Investigating the potential role of YDR526C in cell cycle regulation requires a comprehensive experimental strategy combining genetic, cytological, and molecular approaches:
Synchronization Experiments:
Synchronize wild-type and YDR526C deletion strains using:
α-factor arrest-release (G1 synchronization)
Hydroxyurea treatment (S-phase arrest)
Nocodazole treatment (G2/M arrest)
Temperature-shift of cdc mutants
Follow cell cycle progression by:
Flow cytometry for DNA content
Budding index determination
Expression of phase-specific markers
Cell Cycle Checkpoint Analysis:
Test checkpoint activation in response to DNA damage
Examine spindle assembly checkpoint function
Assess DNA replication checkpoint activation
Compare checkpoint recovery between wild-type and YDR526C mutants
Double Mutant Analysis:
Create double mutants with key cell cycle genes:
Cyclins (CLN1-3, CLB1-6)
Cyclin-dependent kinases (CDC28)
Cell cycle transcription factors (SWI4, SWI6, MBP1)

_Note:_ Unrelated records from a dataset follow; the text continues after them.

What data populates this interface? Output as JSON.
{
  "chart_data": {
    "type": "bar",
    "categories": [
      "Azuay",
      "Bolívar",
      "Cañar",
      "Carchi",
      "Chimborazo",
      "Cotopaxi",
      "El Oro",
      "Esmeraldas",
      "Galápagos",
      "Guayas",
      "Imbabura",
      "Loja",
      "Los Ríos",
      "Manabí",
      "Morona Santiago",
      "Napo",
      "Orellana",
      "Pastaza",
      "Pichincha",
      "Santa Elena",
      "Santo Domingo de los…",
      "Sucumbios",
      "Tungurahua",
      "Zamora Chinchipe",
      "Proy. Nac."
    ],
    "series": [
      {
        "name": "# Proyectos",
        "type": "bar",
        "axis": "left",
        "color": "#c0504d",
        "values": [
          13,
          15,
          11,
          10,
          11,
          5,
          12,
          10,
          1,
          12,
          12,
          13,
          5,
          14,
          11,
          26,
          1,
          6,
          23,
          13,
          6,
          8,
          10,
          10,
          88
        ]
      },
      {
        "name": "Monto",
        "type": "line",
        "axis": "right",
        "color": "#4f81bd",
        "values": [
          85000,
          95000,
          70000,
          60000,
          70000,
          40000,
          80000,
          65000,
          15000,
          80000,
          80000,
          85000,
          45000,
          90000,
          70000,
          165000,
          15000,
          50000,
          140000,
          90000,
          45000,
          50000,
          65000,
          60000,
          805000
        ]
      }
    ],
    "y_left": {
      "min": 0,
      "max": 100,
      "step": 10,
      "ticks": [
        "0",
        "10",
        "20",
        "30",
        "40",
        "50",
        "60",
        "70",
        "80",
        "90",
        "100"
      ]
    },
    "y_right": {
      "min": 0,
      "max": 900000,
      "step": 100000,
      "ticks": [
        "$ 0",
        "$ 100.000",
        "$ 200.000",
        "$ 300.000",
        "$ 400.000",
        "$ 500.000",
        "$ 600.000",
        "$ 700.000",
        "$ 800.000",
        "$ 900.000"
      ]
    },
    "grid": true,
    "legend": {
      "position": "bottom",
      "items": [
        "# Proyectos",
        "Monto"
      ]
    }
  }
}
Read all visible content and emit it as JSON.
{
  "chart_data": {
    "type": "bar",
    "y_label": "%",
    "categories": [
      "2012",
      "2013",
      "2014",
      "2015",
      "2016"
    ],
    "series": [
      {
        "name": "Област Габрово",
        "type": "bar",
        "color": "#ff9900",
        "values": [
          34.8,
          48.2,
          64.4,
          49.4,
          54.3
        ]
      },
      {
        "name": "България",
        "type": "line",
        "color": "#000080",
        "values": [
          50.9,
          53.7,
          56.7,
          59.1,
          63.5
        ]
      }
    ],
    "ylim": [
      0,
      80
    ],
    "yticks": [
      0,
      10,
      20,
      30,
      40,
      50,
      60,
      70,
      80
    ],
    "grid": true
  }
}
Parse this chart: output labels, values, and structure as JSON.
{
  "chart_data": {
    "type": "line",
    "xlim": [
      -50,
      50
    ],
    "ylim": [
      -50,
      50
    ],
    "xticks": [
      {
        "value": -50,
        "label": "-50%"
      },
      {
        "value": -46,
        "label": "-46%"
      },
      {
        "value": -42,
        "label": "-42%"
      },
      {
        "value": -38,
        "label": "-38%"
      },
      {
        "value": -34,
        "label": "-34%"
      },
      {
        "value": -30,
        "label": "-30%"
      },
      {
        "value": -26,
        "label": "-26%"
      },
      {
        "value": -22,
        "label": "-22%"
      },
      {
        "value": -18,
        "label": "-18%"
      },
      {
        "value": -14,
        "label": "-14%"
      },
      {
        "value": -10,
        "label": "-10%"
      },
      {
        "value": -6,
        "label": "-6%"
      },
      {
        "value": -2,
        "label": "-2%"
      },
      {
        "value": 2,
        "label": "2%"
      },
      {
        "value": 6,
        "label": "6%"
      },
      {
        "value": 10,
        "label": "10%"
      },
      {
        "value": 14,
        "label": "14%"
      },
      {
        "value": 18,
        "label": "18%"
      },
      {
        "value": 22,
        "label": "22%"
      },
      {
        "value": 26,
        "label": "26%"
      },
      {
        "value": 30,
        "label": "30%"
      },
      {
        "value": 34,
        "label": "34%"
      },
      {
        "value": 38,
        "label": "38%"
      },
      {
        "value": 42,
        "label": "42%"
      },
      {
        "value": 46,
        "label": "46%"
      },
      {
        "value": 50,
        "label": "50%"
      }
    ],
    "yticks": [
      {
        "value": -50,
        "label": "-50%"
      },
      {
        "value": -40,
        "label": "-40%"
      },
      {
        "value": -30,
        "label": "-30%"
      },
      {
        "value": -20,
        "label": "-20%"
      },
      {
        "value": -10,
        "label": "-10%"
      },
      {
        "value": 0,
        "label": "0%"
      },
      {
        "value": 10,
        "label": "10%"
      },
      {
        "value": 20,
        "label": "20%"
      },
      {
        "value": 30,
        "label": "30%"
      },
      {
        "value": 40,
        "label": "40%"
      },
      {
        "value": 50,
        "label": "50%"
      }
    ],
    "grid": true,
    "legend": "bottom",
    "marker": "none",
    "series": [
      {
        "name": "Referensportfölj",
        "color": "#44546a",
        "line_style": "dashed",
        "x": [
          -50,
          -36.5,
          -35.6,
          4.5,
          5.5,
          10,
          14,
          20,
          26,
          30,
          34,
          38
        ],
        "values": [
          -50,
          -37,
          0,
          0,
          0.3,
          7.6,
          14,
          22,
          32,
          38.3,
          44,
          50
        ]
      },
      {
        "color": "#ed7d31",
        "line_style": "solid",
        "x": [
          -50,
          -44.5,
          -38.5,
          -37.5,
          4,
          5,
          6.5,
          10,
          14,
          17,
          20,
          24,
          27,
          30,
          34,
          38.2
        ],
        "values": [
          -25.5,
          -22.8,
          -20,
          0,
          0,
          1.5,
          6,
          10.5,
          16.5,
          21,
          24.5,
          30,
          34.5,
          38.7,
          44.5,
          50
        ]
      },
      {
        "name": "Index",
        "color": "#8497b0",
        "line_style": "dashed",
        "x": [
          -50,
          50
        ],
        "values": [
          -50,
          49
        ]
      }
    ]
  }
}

Checkpoint genes (RAD9, MAD2, MEC1)
Test for synthetic lethality, growth defects, or genetic suppression
Overexpression Studies:
Overexpress YDR526C and monitor cell cycle effects
Determine if YDR526C overexpression can suppress cell cycle mutants
Test if cell cycle regulators can suppress YDR526C mutant phenotypes
YDR526C Expression During Cell Cycle:
Analyze YDR526C mRNA levels across cell cycle phases
Monitor YDR526C protein abundance and modifications
Determine if YDR526C is regulated by cell cycle transcription factors
Protein Localization During Cell Cycle:
Create functional fluorescent protein fusions with YDR526C
Track localization throughout cell cycle progression
Co-localize with known cell cycle structures (spindle, bud neck, kinetochores)
Chromosome Dynamics and Segregation:
Analyze chromosome segregation in YDR526C mutants
Examine spindle morphology and function
Assess chromosome cohesion and condensation
Measure chromosome loss rates
Cell Cycle Gene Co-expression:
Regulatory Motif Analysis:
| Experiment | Methodology | Expected Outcome if Cell Cycle-Related | Controls |
|---|---|---|---|
| Synchronization | α-factor arrest-release | Phase-specific expression pattern | Known cell cycle genes (CLN2, CLB2) |
| Cell cycle phenotypes | Microscopy of asynchronous cultures | Abnormal cell morphology or accumulation in specific phases | Wild-type strain |
| Checkpoint response | UV/MMS treatment followed by FACS | Altered checkpoint activation or recovery | rad9Δ (checkpoint defective) |
| Co-expression analysis | RNA-Seq of synchronized cells | Correlation with known cell cycle genes | Random gene set comparison |
| ChIP analysis | ChIP for cell cycle TFs at YDR526C promoter | Binding of MBF or SBF complexes | ACT1 (non-cell cycle) |
By systematically implementing these approaches and carefully controlling experimental variables, researchers can determine whether YDR526C plays a role in cell cycle regulation and characterize the nature of that involvement.